We do not know the exact letter of the law of the generation starship Matilda. We know that the story takes place more than 800 years after the real-world date when first slave was forced to work on American soil and more than 400 years after American slavery was actually abolished, but it is unspecified in the text whether slavery was ever abolished in this version of history. We know that lower-deckers are paid for their work not in money but in food and substandard housing. We know that there is something like a “stop-and-frisk” law on Matilda, by which people may be detained on no other basis than the way they look and the neighborhood they live in. Such interruptions can lead to dire and unexpected violence for the detained, based on whether those doing the detaining are having a bad day. We can see that the accountability mechanism for guards is missing or obscured. As witnesses, we can draw easy parallels between the systemic violence of the Matilda guards and our own contemporary reality. Furthermore, we may feel anger and revulsion at those guards and hope that, perhaps in another 800 (or 1,600 or 3,200) years, the reason and kindheartedness of engaged people may make their violence seem less of an inevitability.
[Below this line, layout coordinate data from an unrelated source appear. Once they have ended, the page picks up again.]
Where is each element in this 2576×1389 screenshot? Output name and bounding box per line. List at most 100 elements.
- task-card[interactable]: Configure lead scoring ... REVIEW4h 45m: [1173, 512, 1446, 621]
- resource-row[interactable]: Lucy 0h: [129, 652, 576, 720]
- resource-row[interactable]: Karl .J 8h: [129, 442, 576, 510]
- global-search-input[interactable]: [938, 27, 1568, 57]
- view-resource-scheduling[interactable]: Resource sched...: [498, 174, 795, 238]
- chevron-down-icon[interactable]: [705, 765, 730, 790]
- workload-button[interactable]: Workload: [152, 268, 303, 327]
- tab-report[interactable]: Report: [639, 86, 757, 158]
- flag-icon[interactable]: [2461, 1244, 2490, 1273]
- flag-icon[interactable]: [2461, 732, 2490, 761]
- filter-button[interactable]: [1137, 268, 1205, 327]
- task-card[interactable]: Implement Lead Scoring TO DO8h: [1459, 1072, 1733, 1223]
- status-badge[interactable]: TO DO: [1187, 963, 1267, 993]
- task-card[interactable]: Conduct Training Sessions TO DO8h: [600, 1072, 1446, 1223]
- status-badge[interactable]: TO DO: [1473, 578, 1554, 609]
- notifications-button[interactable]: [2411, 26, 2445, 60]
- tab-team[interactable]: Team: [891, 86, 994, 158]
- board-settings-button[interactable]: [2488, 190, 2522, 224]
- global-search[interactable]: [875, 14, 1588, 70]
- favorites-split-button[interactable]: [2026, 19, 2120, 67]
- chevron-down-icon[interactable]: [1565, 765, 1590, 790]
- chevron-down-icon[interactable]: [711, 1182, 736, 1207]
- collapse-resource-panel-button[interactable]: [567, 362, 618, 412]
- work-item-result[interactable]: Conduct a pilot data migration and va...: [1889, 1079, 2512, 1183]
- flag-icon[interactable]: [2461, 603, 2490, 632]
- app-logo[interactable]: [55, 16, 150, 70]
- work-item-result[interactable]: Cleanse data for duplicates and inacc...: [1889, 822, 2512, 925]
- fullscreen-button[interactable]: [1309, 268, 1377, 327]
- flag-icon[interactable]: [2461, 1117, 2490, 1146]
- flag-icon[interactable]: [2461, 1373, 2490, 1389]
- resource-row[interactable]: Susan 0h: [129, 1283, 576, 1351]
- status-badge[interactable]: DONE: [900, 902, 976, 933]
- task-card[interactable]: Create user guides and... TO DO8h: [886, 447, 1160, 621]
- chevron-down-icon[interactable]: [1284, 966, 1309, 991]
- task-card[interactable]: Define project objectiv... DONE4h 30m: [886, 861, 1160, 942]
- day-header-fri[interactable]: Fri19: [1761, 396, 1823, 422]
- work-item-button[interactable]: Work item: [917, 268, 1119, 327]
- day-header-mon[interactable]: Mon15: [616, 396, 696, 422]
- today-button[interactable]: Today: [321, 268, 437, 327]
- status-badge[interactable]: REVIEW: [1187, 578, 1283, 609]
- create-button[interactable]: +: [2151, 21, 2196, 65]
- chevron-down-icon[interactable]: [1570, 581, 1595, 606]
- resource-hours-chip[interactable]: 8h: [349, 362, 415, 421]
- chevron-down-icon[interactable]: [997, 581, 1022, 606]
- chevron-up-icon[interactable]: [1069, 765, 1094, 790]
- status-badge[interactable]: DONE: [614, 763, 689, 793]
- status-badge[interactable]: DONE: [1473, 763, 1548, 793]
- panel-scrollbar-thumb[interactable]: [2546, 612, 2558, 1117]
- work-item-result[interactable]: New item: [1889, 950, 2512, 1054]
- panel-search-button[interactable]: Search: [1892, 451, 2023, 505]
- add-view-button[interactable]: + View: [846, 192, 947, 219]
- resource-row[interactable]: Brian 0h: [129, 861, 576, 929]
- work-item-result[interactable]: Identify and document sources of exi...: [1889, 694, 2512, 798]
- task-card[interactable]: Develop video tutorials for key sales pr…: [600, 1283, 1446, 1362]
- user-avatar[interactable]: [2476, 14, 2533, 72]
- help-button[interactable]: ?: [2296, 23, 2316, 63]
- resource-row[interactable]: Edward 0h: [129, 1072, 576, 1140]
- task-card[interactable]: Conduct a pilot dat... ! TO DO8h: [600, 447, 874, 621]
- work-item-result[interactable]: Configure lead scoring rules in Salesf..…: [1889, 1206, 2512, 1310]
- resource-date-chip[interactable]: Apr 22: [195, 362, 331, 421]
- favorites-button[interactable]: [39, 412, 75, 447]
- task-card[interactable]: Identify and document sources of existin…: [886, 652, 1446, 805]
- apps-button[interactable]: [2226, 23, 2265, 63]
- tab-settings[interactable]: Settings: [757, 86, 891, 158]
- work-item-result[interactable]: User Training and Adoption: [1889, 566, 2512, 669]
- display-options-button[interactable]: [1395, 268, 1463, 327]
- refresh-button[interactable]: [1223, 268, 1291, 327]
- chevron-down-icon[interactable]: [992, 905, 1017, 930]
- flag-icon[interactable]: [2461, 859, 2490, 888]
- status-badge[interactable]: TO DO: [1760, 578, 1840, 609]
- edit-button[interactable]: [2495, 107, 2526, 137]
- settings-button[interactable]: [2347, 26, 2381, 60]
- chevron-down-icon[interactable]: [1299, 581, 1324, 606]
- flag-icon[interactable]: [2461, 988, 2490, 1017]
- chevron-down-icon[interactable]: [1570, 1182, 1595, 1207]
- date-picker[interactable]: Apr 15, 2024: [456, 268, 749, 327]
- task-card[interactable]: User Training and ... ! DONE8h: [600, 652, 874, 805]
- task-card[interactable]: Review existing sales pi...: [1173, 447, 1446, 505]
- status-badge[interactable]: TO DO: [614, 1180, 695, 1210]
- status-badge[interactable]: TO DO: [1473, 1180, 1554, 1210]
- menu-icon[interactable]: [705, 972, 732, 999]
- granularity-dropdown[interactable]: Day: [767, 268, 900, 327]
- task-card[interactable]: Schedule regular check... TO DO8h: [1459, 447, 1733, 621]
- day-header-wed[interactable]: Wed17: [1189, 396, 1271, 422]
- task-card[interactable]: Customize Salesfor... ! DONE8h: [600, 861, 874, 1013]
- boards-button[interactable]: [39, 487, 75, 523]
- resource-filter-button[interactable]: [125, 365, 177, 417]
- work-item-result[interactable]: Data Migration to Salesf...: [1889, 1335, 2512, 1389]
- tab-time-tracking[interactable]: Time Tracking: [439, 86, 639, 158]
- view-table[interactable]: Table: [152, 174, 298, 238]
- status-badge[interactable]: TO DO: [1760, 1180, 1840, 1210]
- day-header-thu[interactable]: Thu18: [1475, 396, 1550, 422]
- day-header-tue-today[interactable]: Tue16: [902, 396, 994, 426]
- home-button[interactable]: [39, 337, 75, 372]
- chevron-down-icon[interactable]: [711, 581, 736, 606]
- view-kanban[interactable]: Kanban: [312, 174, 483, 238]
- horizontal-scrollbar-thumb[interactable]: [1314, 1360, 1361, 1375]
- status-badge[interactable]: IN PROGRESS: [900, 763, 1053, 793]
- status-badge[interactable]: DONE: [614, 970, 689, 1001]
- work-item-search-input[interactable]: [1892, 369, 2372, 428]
Such is the normalization of the everyday violence of the ruling class that, when Giselle and the other lower-deckers rise in sudden, bloody retribution against the guards, we might be inclined to perceive it with a special reserve of horror. We may even perceive such revolutionary violence as excessive or abnormal compared to the sad inevitability of the guards’ near-millennium-old violence. In this way, Solomon’s narrative forces a reckoning with our ideological assumptions about violence, its origin, and who deserves to wield it.
When slaves were brought across the Atlantic Ocean from Africa, they were sorted by the cruel pragmatism of their captors into reductive categories of skin color and ability to perform labor. Those enslaved had self-identities, languages, modes of exchange, and belief systems going back centuries. As soon as such people were displaced from their homes, they had to develop new, improvised languages and systems of belief, often with other displaced people, in order to survive. This process parallels the experience of Jewish people fleeing Europe during World War II and the flight of climate and war refugees in our own time. Such displaced cultures are called diasporic, from a Greek phrase meaning “scattered across.”
The starship Matilda, scattered across the stars with no intelligent hand to guide it, has its own polyglot diasporic culture. This scattering is represented by the different cultural norms and languages practiced from deck to deck. On Flick’s deck, for instance, all people use the pronoun “they,” while on Aster’s deck, all people are referred to as “she.” When Aster visits the middeck student Cassidy Ludnecki, he quickly reveals his origins as a low decker by accidentally referring to Aster as youngwa, or “youngster.” While people above deck trade in bits of symbolic cash, the poor residents of the low decks deal only in trades of tangible goods. Aster’s power to thrive on Matilda lies partially in her ability to navigate through and communicate with these different cultures.